On 03/27/2014 03:51 AM, Eric Dumazet wrote:
> On Thu, 2014-03-27 at 01:37 +0100, Daniel Borkmann wrote:
>> Quite often it can be useful to just use the dummy device as a blackhole
>> sink for skbs, e.g. for packet sockets or pktgen tests. Therefore, make
>> use of multiqueues, so that we can simulate for that. trafgen mmap/TX_RING
>> example against dummy device with config foo: { fill(0xff, 64) } results
>> in the following performance improvements on an ordinary Core i7/2.80GHz
>> as we don't need to take a single queue/lock anymore:
>>
>> Before:
>>
>>   Performance counter stats for 'trafgen -i foo -o du0 -n100000000' (10 runs):
>>
>>     160,975,944,159 instructions:k            #    0.55  insns per cycle          ( +-  0.09% )
>>     293,319,390,278 cycles:k                  #    0.000 GHz                      ( +-  0.35% )
>>         192,501,104 branch-misses:k                                               ( +-  1.63% )
>>                 831 context-switches:k                                            ( +-  9.18% )
>>                   7 cpu-migrations:k                                              ( +-  7.40% )
>>              69,382 cache-misses:k            #    0.010 % of all cache refs      ( +-  2.18% )
>>         671,552,021 cache-references:k                                            ( +-  1.29% )
>>
>>        22.856401569 seconds time elapsed                                          ( +-  0.33% )
>>
>> After:
>>
>>   Performance counter stats for 'trafgen -i foo -o du0 -n100000000' (10 runs):
>>
>>     138,669,108,882 instructions:k            #    0.92  insns per cycle          ( +-  0.02% )

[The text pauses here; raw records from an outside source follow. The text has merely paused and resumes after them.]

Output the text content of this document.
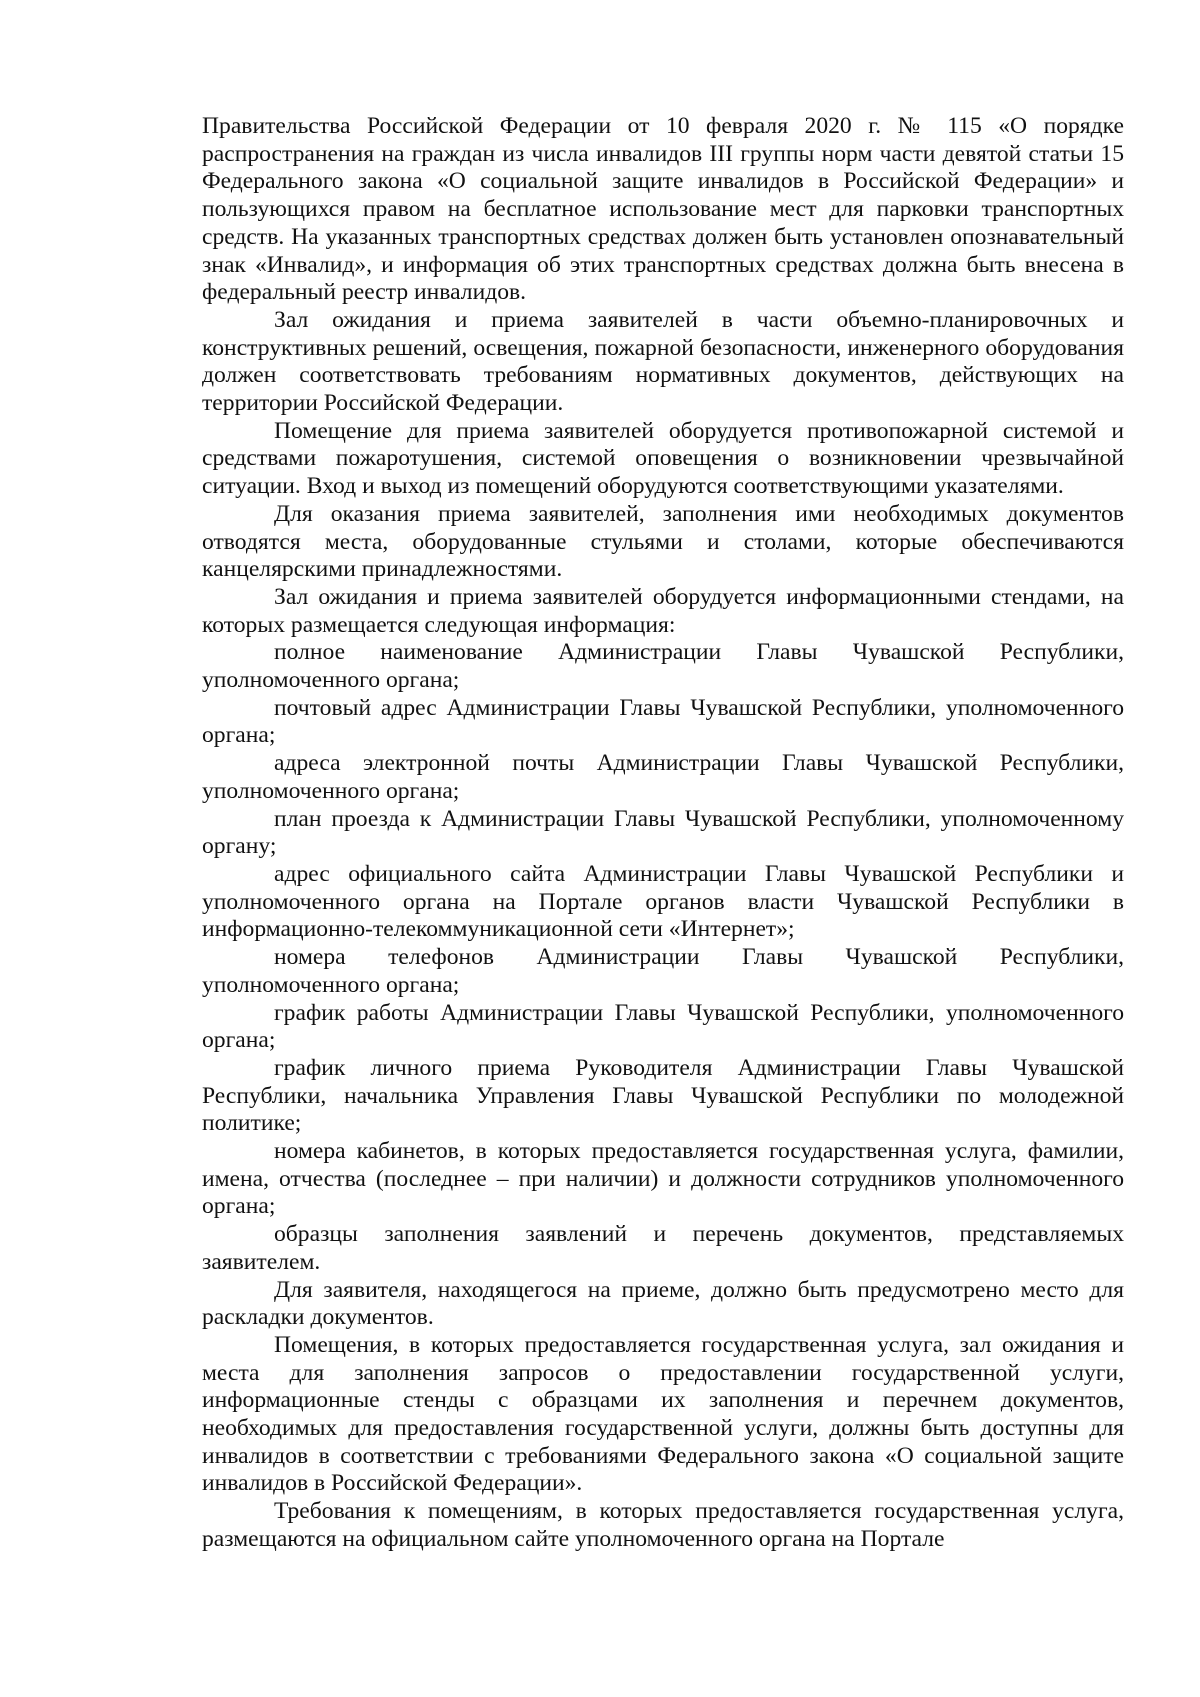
Правительства Российской Федерации от 10 февраля 2020 г. № 115 «О порядке распространения на граждан из числа инвалидов III группы норм части девятой статьи 15 Федерального закона «О социальной защите инвалидов в Российской Федерации» и пользующихся правом на бесплатное использование мест для парковки транспортных средств. На указанных транспортных средствах должен быть установлен опознавательный знак «Инвалид», и информация об этих транспортных средствах должна быть внесена в федеральный реестр инвалидов.

Зал ожидания и приема заявителей в части объемно-планировочных и конструктивных решений, освещения, пожарной безопасности, инженерного оборудования должен соответствовать требованиям нормативных документов, действующих на территории Российской Федерации.

Помещение для приема заявителей оборудуется противопожарной системой и средствами пожаротушения, системой оповещения о возникновении чрезвычайной ситуации. Вход и выход из помещений оборудуются соответствующими указателями.

Для оказания приема заявителей, заполнения ими необходимых документов отводятся места, оборудованные стульями и столами, которые обеспечиваются канцелярскими принадлежностями.

Зал ожидания и приема заявителей оборудуется информационными стендами, на которых размещается следующая информация:

полное наименование Администрации Главы Чувашской Республики, уполномоченного органа;

почтовый адрес Администрации Главы Чувашской Республики, уполномоченного органа;

адреса электронной почты Администрации Главы Чувашской Республики, уполномоченного органа;

план проезда к Администрации Главы Чувашской Республики, уполномоченному органу;

адрес официального сайта Администрации Главы Чувашской Республики и уполномоченного органа на Портале органов власти Чувашской Республики в информационно-телекоммуникационной сети «Интернет»;

номера телефонов Администрации Главы Чувашской Республики, уполномоченного органа;

график работы Администрации Главы Чувашской Республики, уполномоченного органа;

график личного приема Руководителя Администрации Главы Чувашской Республики, начальника Управления Главы Чувашской Республики по молодежной политике;

номера кабинетов, в которых предоставляется государственная услуга, фамилии, имена, отчества (последнее – при наличии) и должности сотрудников уполномоченного органа;

образцы заполнения заявлений и перечень документов, представляемых заявителем.

Для заявителя, находящегося на приеме, должно быть предусмотрено место для раскладки документов.

Помещения, в которых предоставляется государственная услуга, зал ожидания и места для заполнения запросов о предоставлении государственной услуги, информационные стенды с образцами их заполнения и перечнем документов, необходимых для предоставления государственной услуги, должны быть доступны для инвалидов в соответствии с требованиями Федерального закона «О социальной защите инвалидов в Российской Федерации».

Требования к помещениям, в которых предоставляется государственная услуга, размещаются на официальном сайте уполномоченного органа на Портале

>>     151,222,621,155 cycles:k                  #    0.000 GHz                      ( +-  0.11% )
>>          57,667,395 branch-misses:k                                               ( +-  6.15% )

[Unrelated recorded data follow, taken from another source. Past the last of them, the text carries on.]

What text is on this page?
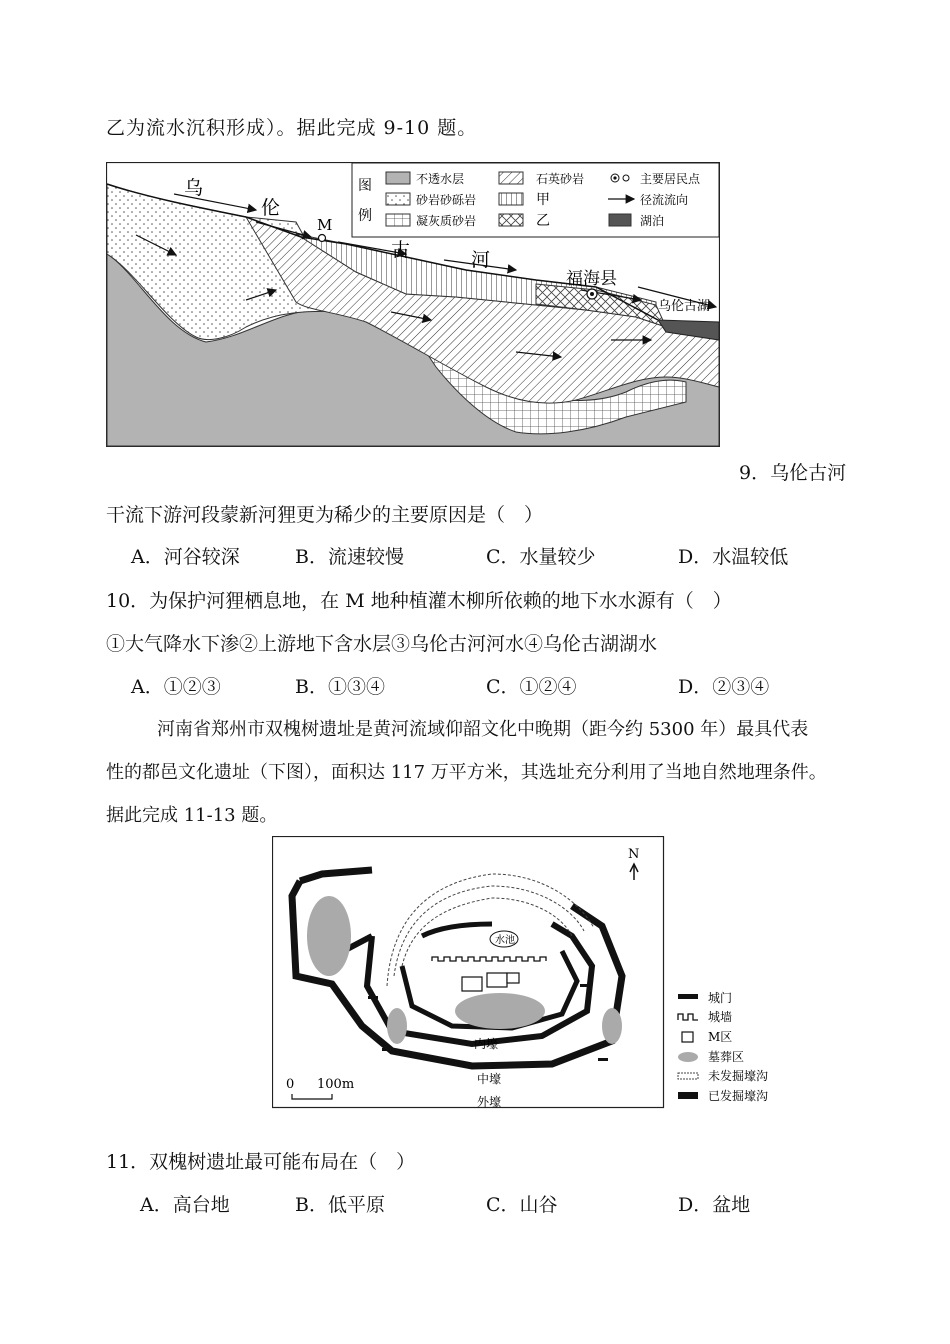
乙为流水沉积形成）。据此完成 9-10 题。
乌
伦
M
古	河
福海县
乌伦古湖
图
例
不透水层
砂岩砂砾岩
凝灰质砂岩
石英砂岩
甲
乙
主要居民点
径流流向
湖泊
9．乌伦古河
干流下游河段蒙新河狸更为稀少的主要原因是（　）
A．河谷较深	B．流速较慢	C．水量较少	D．水温较低
10．为保护河狸栖息地，在 M 地种植灌木柳所依赖的地下水水源有（　）
①大气降水下渗②上游地下含水层③乌伦古河河水④乌伦古湖湖水
A．①②③	B．①③④	C．①②④	D．②③④
河南省郑州市双槐树遗址是黄河流域仰韶文化中晚期（距今约 5300 年）最具代表
性的都邑文化遗址（下图），面积达 117 万平方米，其选址充分利用了当地自然地理条件。
据此完成 11-13 题。
N
水池
内壕
中壕
外壕
0 100m
城门
城墙
M区
墓葬区
未发掘壕沟
已发掘壕沟
11．双槐树遗址最可能布局在（　）
A．高台地	B．低平原	C．山谷	D．盆地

>>                 400 context-switches:k                                            ( +-  2.73% )
>>                   6 cpu-migrations:k                                              ( +-  7.51% )
>>              67,414 cache-misses:k            #    0.075 % of all cache refs      ( +-  1.64% )
>>          90,479,875 cache-references:k                                            ( +-  0.75% )
>>
>>        12.080331543 seconds time elapsed                                          ( +-  0.13% )
>
>
>
> Its a LLTX device, so it looks there is no bottleneck in this driver,
> but in the caller ;)

Ohh, I see the issue, thanks for pointing this out Eric.

I'll fix this up differently. ;-)

> If you need many channels, you can setup as many dummy devices you want.